Su questa scia il caffè si trasforma anche in Italia in una bevanda per infusione ed apre la strada allaprima “bottega del caffè”, che viene aperta sempre a Venezia nel 1683: tradizione che nel tempo si consolida grazie al “Caffè” più antico d’Italia, il Caffè Florian di Piazza San Marco, fondato nel 1720. Tutto mentre la Chiesa ne aveva contrastato l’esordio, considerando il caffè una bevanda degli “infedeli” musulmani, finchè Papa Clemente VIII diede la sua approvazione e tutto andò normalizzandosi.

Da allora per il caffè, a tutte le latitudini del nostro Paese e del mondo, è una straordinaria cavalcata, che l’Italia, tuttavia, sviluppa con una sua precisa connotazione: il caffè, ben presto, diventa “simbolo di italianità” (di piacere, convivialità, relax, energia, life style rigorosamente “made in Italy”), incontrando due città, Trieste e Napoli, che ne diventano fedeli e appassionate custodi.
Nello specifico è Napoli che, per antonomasia, viene eletta la “capitale del caffè”, sviluppando un gran numero di torrefazioni – ognuna col suo distintivo tratto di gusto – e passando, nel corso degli anni, dal “metodo alla turca” (di bollitura in acqua di caffè macinato e poi versato in tazza) alla “caffettiera napoletana”, importata alla Francia ed inventata da uno stagnino parigino.
Napoli e la Campania sono i primi consumatori di caffè in Italia, seguiti sul podio da Lazio e Sicilia: patria del “caffè sospeso” (antica usanza filantropica e solidale, con il dono della consumazione di una tazzina a beneficio di uno sconosciuto, diventato anche opera letteraria), Napoli si conquista negli anni il titolo di “miglior caffè” d’Italia, grazie al carattere igroscopico dei chicchi che, nella città partenopea, sono in grado di assorbire meglio l’umidità dall’aria e, gonfiandosi, rendono la loro macinatura più grossa e aromatica.

Napoli, ma non solo, perchè il caffè è un vero e proprio “fenomeno italiano”, atteso che il 97% degli italiani beve caffè con “l’espresso”, che è fatto proprio dall’82% del consumo del Bel Paese, seguito per preferenza dal caffe “lungo”, da quello “doppio” e dal “lungo in tazza grande”.
Gli Italiani, in media, bevono 1,6 tazze di caffè al giorno, che per i consumatori abituali della bevanda più popolare al mondo si trasformano in 3 o 4 appuntamenti quotidiani: prima mattina, metà mattinata, dopo pranzo e dopo cena.
Un’abitudine che, per i 149.000 bar italiani, significa una media di 175 caffè al giorno, ai quali si sommano i “caffè fatti in casa” e quelli consumati sui posti di lavoro, anche con uso di cialde (che attualmente valgono un mercato di 500 MILIONI di euro).
Oltre ad importarlo, l’Italia “tosta” all’anno 250 MILIONI di chilogrammi di caffè, ma da qualche anno è stata avviata una “filiera italiana” del caffè in Sicilia, dove si sta realizzando una produzione di nicchia, che inserisce questo caffè tra i cosiddetti “biofermentati”, come il Kapi Luwak o il Black Ivory da oltre 80 dollari a tazza. Le abitudini di consumo variano curiosamente a seconda delle regioni e delle tradizioni locali.
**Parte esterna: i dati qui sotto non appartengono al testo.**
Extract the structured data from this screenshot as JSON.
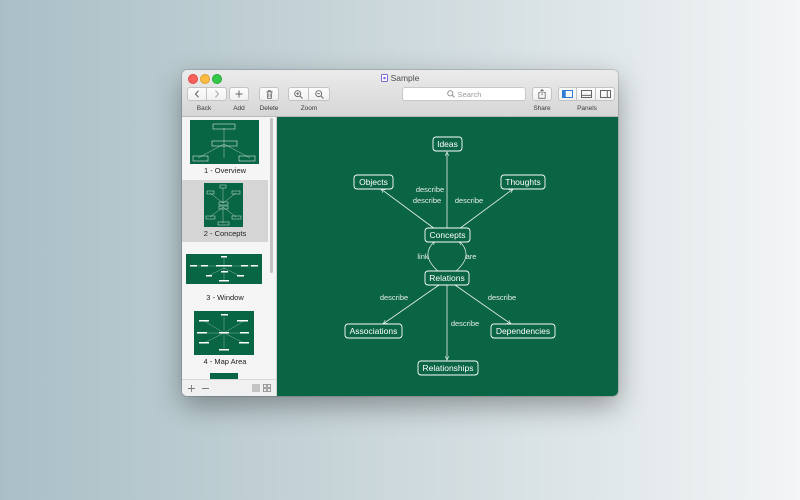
{
  "window": {
    "title": "Sample"
  },
  "toolbar": {
    "back_label": "Back",
    "add_label": "Add",
    "delete_label": "Delete",
    "zoom_label": "Zoom",
    "search_placeholder": "Search",
    "share_label": "Share",
    "panels_label": "Panels"
  },
  "sidebar": {
    "items": [
      {
        "label": "1 - Overview",
        "selected": false
      },
      {
        "label": "2 - Concepts",
        "selected": true
      },
      {
        "label": "3 - Window",
        "selected": false
      },
      {
        "label": "4 - Map Area",
        "selected": false
      }
    ],
    "footer": {
      "add_icon": "plus-icon",
      "remove_icon": "minus-icon",
      "list_icon": "list-view-icon",
      "grid_icon": "grid-view-icon"
    }
  },
  "map": {
    "background_color": "#0a6545",
    "nodes": {
      "ideas": "Ideas",
      "objects": "Objects",
      "thoughts": "Thoughts",
      "concepts": "Concepts",
      "relations": "Relations",
      "associations": "Associations",
      "dependencies": "Dependencies",
      "relationships": "Relationships"
    },
    "edge_labels": {
      "concepts_objects": "describe",
      "concepts_ideas": "describe",
      "concepts_thoughts": "describe",
      "loop_left": "link",
      "loop_right": "are",
      "relations_associations": "describe",
      "relations_relationships": "describe",
      "relations_dependencies": "describe"
    }
  }
}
I bevitori delle regioni settentrionali prediligono un caffè con blend sottili, un sapore leggermente acidulo e una bassa concentrazione di caffeina. Quelli del Mezzogiorno preferiscono un caffè dal gusto rotondo e deciso, caratterizzato da un colore scuro e una consistenza cremosa. Le differenze tra Nord e Sud si manifestano anche nella tostatura, il processo che permette al chicco di rivelare la sua essenza, sprigionando aromi e sapori unici e inconfondibili: nel Nord Italia la tostatura è solitamente media, mentre al Sud è più scura e produce un caffè con un sapore più forte e corposo. Nonostante la tradizione del caffè al bar, il consumo domestico di caffè in Italia raggiunge l’82% del totale, superiore alla media, pari al 79%, registrata nei Paesi dell’Unione Europea. La GDO italiana canalizza oltre la metà dei volumi di caffè torrefatto venduti, con un ulteriore 20,6% veicolato dalla vendita al dettaglio tradizionale, dai negozi specializzati e dall’e-commerce. Il rimanente 25,2% è, invece, ripartito tra alberghi, ristoranti, caffetterie e catering (15,4%), distributori automatici e Office Coffee Service (9,8%).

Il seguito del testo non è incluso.